As I mentioned earlier, across levels of elevated glycemia defined by these categories based on these three markers we saw a consistent pattern of elevated risk with if you’re high on all three markers, as I said, it was close to a fivefold increased risk, that was statistically significant, whereas if you were high on two markers that was close to about 2½ times increased risk, although that one was not statistically significant. Then if you were high on just one marker that was above a threefold increased risk which I believe was statistically significant.

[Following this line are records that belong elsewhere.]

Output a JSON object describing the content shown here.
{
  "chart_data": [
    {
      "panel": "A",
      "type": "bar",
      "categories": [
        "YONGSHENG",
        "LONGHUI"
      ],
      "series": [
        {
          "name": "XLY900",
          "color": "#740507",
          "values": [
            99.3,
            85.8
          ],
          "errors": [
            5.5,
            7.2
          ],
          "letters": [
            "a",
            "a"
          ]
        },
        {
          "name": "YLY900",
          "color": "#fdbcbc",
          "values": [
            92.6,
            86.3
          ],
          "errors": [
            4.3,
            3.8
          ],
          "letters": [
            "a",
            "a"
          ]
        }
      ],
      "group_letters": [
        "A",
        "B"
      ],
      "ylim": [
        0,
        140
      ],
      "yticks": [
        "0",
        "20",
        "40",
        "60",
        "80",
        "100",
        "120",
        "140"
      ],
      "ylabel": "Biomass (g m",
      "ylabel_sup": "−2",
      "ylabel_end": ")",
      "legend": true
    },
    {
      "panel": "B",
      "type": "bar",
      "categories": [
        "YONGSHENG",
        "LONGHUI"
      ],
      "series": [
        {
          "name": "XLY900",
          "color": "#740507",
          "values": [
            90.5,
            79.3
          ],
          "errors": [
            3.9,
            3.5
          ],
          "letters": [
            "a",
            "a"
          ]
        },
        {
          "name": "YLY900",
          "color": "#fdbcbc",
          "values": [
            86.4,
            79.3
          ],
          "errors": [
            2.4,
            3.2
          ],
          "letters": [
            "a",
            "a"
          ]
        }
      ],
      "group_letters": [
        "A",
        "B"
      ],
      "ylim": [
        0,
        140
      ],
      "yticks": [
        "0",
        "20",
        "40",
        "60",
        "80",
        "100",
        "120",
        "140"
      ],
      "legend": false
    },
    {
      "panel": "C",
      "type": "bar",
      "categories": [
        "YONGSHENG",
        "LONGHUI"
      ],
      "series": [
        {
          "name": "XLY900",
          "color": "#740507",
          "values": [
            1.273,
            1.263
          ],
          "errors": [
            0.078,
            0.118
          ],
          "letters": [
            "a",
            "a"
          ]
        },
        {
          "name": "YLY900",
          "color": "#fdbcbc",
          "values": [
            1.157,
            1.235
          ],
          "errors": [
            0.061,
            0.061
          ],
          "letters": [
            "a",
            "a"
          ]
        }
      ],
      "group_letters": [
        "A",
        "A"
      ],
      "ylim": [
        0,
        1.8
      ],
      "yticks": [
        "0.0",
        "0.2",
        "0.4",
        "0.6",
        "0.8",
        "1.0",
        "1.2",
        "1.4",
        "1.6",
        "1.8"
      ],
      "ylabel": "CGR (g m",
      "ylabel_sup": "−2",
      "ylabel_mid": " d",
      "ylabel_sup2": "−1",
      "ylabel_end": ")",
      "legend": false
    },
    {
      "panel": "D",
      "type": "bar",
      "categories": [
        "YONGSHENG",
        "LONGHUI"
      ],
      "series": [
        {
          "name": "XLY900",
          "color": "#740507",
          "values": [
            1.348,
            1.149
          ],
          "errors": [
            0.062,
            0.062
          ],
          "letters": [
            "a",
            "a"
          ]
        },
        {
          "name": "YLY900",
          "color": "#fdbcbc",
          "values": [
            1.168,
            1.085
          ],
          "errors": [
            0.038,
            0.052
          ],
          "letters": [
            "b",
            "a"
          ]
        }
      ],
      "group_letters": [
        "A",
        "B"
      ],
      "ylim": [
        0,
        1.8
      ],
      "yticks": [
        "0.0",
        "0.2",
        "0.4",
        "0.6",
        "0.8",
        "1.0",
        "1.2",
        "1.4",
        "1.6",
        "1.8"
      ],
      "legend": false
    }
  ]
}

We also saw an elevated risk, close to a threefold increased risk, among people who were low on at least one of these markers compared to the normal group but in this low group that was not statistically significant. Then for people with diagnosed diabetes who were classified separately we saw an elevated risk as well that was not statistically significant.
What is your take home message?
The take home here really is the importance of good glycemic control because we know that glycemia is an important risk factor for many diseases besides cancer – cardiovascular disease, diabetes – and so this really drives home the point of having good glycemic control.